伊森瞬間收起手機,身體緊貼車廂壁滑蹲下去,最大限度地減少暴露面積
眼神警惕地掃視周圍,既是自我保護,也為塞拉斯和狐狸警戒後方。
狐狸幾乎在塞拉斯開口的同時,已經如同鬼魅般藉著混亂人群的掩護
沿著車廂邊緣向那名持刀男子快速逼近,他的動作輕盈迅捷,沒有引起兇徒的立即注意。
“塞拉斯左翼”
狐狸低喝一聲,給出了戰術訊號。
塞拉斯從另一側猛地突進,他利用身高臂長的優勢,避開胡亂揮舞的刀鋒,一記精準迅猛的擒拿手,直接扣向兇徒持刀的手腕。
那兇徒反應竟也不慢,怪叫一聲,手腕一翻,刀尖划向塞拉斯的手臂
塞拉斯側身閃避,動作毫不停滯
另一隻手已經如同鐵鉗般扼向對方的咽喉
與此同時,狐狸趕到
他矮身一個掃堂腿,狠狠踢在兇徒的腳踝上兇徒下盤不穩,慘叫一聲向前踉蹌。
塞拉斯抓住機會,被避開的那隻手化掌為拳,一記沉重的短距離寸拳,狠狠砸在兇徒的腋下神經叢
“呃啊!”
兇徒持刀的手臂瞬間痠麻脫力
尖刀“噹啷”一聲掉落在車廂地板上。
不等他再有反應,塞拉斯和狐狸配合默契,一個鎖喉,一個反剪雙臂
瞬間將這名瘋狂的兇徒死死地制服在地,用隨身攜帶的塑膠束帶將其手腳牢牢捆住。
整個搏鬥過程,發生在短短十幾秒之內。
快、準、狠!沒有一絲多餘的動作,完全是千錘百煉的實戰本能。
尖刀:完蛋,碰上硬茬子了
被制服的恐怖分子:在地上蠕動咒罵……
車廂內死寂了一瞬,隨即爆發出劫後餘生的哭泣和更加嘈雜的議論聲。
人們驚魂未定地看著那兩個瞬間解決了危機、氣場強大的外國男人以及那個身手利落的中國男人,目光中充滿了感激、震驚和好奇。
地鐵司機終於接到通知,在下一站緊急停車。
站臺上,聞訊趕來的警察和安保人員迅速衝上車廂,接管兇徒,並開始疏散乘客、救助傷員。

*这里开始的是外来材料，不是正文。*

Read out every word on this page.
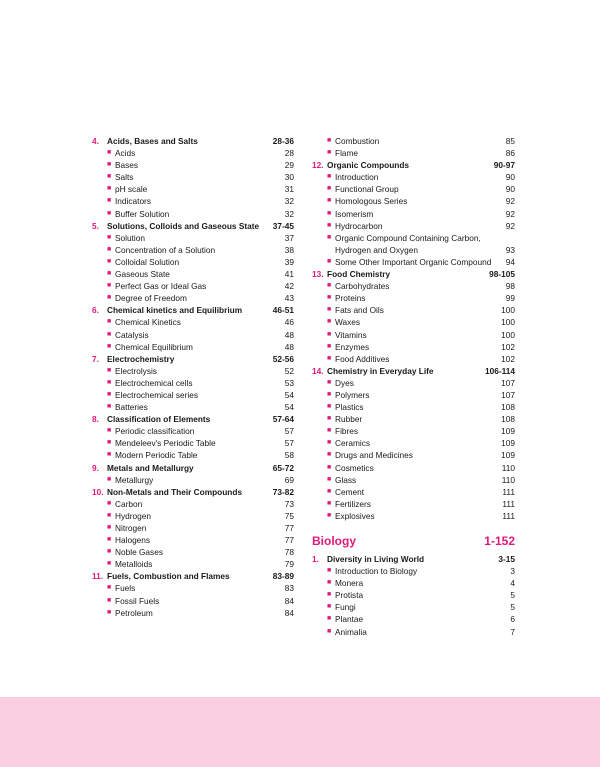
4. Acids, Bases and Salts	28-36
■ Acids	28
■ Bases	29
■ Salts	30
■ pH scale	31
■ Indicators	32
■ Buffer Solution	32
5. Solutions, Colloids and Gaseous State 37-45
■ Solution	37
■ Concentration of a Solution	38
■ Colloidal Solution	39
■ Gaseous State	41
■ Perfect Gas or Ideal Gas	42
■ Degree of Freedom	43
6. Chemical kinetics and Equilibrium	46-51
■ Chemical Kinetics	46
■ Catalysis	48
■ Chemical Equilibrium	48
7. Electrochemistry	52-56
■ Electrolysis	52
■ Electrochemical cells	53
■ Electrochemical series	54
■ Batteries	54
8. Classification of Elements	57-64
■ Periodic classification	57
■ Mendeleev's Periodic Table	57
■ Modern Periodic Table	58
9. Metals and Metallurgy	65-72
■ Metallurgy	69
10. Non-Metals and Their Compounds	73-82
■ Carbon	73
■ Hydrogen	75
■ Nitrogen	77
■ Halogens	77
■ Noble Gases	78
■ Metalloids	79
11. Fuels, Combustion and Flames	83-89
■ Fuels	83
■ Fossil Fuels	84
■ Petroleum	84
■ Combustion	85
■ Flame	86
12. Organic Compounds	90-97
■ Introduction	90
■ Functional Group	90
■ Homologous Series	92
■ Isomerism	92
■ Hydrocarbon	92
■ Organic Compound Containing Carbon, Hydrogen and Oxygen	93
■ Some Other Important Organic Compound 94
13. Food Chemistry	98-105
■ Carbohydrates	98
■ Proteins	99
■ Fats and Oils	100
■ Waxes	100
■ Vitamins	100
■ Enzymes	102
■ Food Additives	102
14. Chemistry in Everyday Life	106-114
■ Dyes	107
■ Polymers	107
■ Plastics	108
■ Rubber	108
■ Fibres	109
■ Ceramics	109
■ Drugs and Medicines	109
■ Cosmetics	110
■ Glass	110
■ Cement	111
■ Fertilizers	111
■ Explosives	111
Biology	1-152
1. Diversity in Living World	3-15
■ Introduction to Biology	3
■ Monera	4
■ Protista	5
■ Fungi	5
■ Plantae	6
■ Animalia	7
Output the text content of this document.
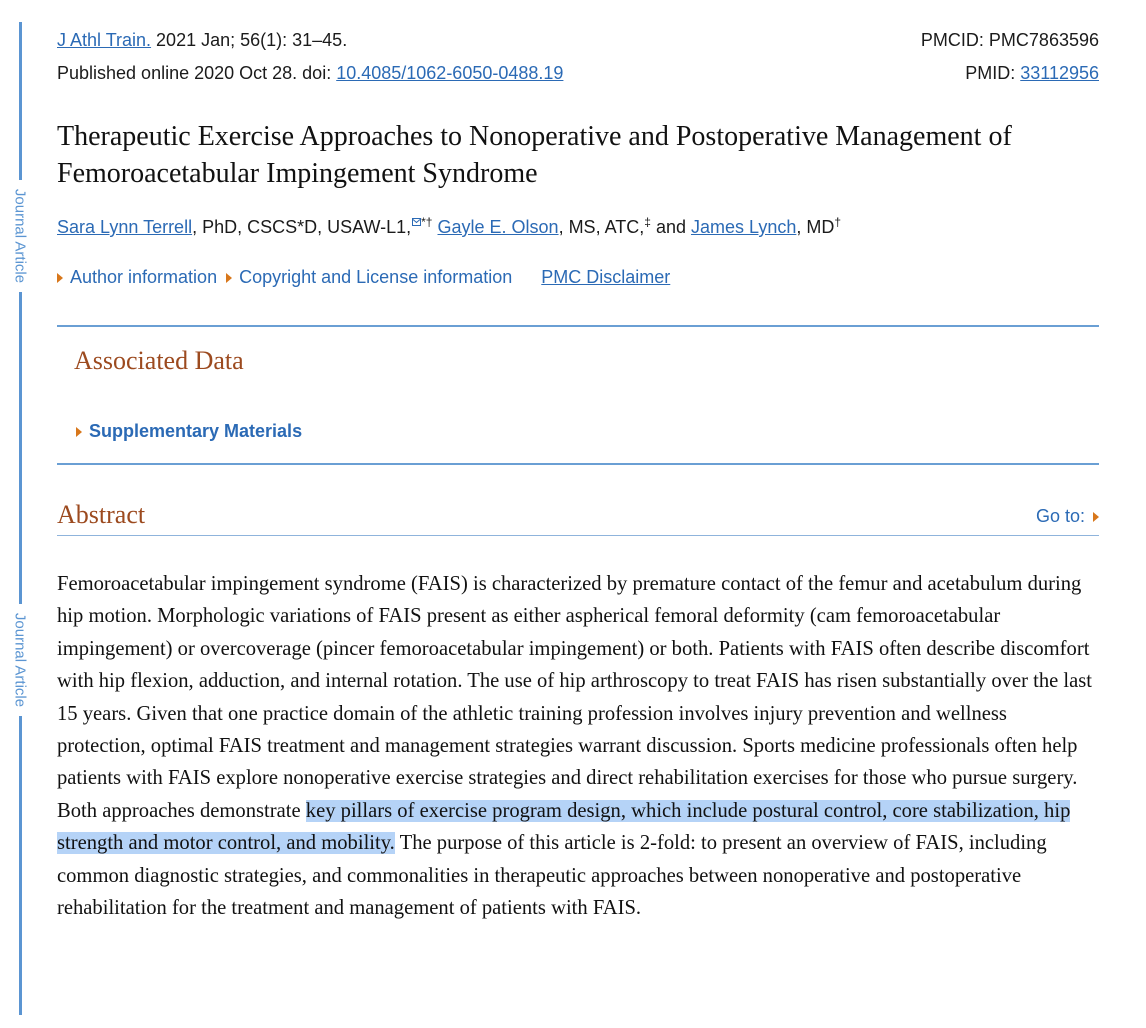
Journal Article
Journal Article
J Athl Train. 2021 Jan; 56(1): 31–45.	PMCID: PMC7863596
Published online 2020 Oct 28. doi: 10.4085/1062-6050-0488.19	PMID: 33112956
Therapeutic Exercise Approaches to Nonoperative and Postoperative Management of Femoroacetabular Impingement Syndrome
Sara Lynn Terrell, PhD, CSCS*D, USAW-L1, *† Gayle E. Olson, MS, ATC,‡ and James Lynch, MD†
Author information Copyright and License information PMC Disclaimer
Associated Data
Supplementary Materials
Abstract	Go to:

Femoroacetabular impingement syndrome (FAIS) is characterized by premature contact of the femur and acetabulum during hip motion. Morphologic variations of FAIS present as either aspherical femoral deformity (cam femoroacetabular impingement) or overcoverage (pincer femoroacetabular impingement) or both. Patients with FAIS often describe discomfort with hip flexion, adduction, and internal rotation. The use of hip arthroscopy to treat FAIS has risen substantially over the last 15 years. Given that one practice domain of the athletic training profession involves injury prevention and wellness protection, optimal FAIS treatment and management strategies warrant discussion. Sports medicine professionals often help patients with FAIS explore nonoperative exercise strategies and direct rehabilitation exercises for those who pursue surgery. Both approaches demonstrate key pillars of exercise program design, which include postural control, core stabilization, hip strength and motor control, and mobility. The purpose of this article is 2-fold: to present an overview of FAIS, including common diagnostic strategies, and commonalities in therapeutic approaches between nonoperative and postoperative rehabilitation for the treatment and management of patients with FAIS.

伊森這才從牆角站起來,快步走到塞拉斯身邊,上下打量他:
“沒事吧?”
塞拉斯搖了搖頭,活動了一下剛才險些被劃到的手臂,目光依舊銳利地掃視著周圍,確認沒有其他威脅。
狐狸則已經和當地的警方人員低聲交流起來,亮明瞭名面上的身份,簡要說明了情況。
走出地鐵站,外面華燈初上,寒冷的夜風吹拂在臉上,才讓人感覺徹底從剛才那場突如其來的血腥混亂中脫離出來。
“呼……”伊森長長舒了口氣,感覺心臟還在砰砰直跳
“這也太……刺激了。來參加婚禮,還能趕上地鐵無差別殺人?”
“機率極小事件。”
塞拉斯語氣平靜,但握住伊森的手卻微微用力,顯示他內心並非毫無波瀾。
狐狸點了一支菸,吸了一口,緩緩吐出菸圈,臉上恢復了那標誌性的玩味笑容:
“看來咱們幾個湊在一起,走到哪兒都不太平啊。度個假都能撞上反恐演習現場版。”
他看向塞拉斯和伊森,調侃道:
“不過,二位剛才那配合,一個正面強攻,一個側面輔助,一個原地警戒……嘖嘖,不愧是‘哨兵’精銳,反應速度沒得說。
就是苦了咱們的新娘子,明天婚禮上要是知道伴郎差點在來的路上光榮了,不知道會不會嚇哭。”
伊森無奈地笑了笑:“幸好沒事。不過經過這麼一遭,感覺需要吃點好的壓壓驚。”
“這個提議我贊成。”狐狸立刻響應
“我知道附近有家不錯的銅鍋涮肉,怎麼樣?我請客,就當給二位驚魂未定的國際友人壓驚,順便……封口。”他眨了眨眼。
塞拉斯看了看伊森還有些蒼白的臉色,點了點頭。
於是,三人走進一家熱氣騰騰的涮肉館子。
外面是北京的寒冬,屋內是翻滾的銅鍋和鮮美的羊肉香氣。剛才地鐵裡的驚魂一幕,彷彿成了一個遙遠而不真實的噩夢。
伊森涮著一片薄嫩的羊肉,看著對面正認真幫他用漏勺撈肉的塞拉斯,和旁邊已經開始講冷笑話的狐狸,心裡忽然覺得無比踏實。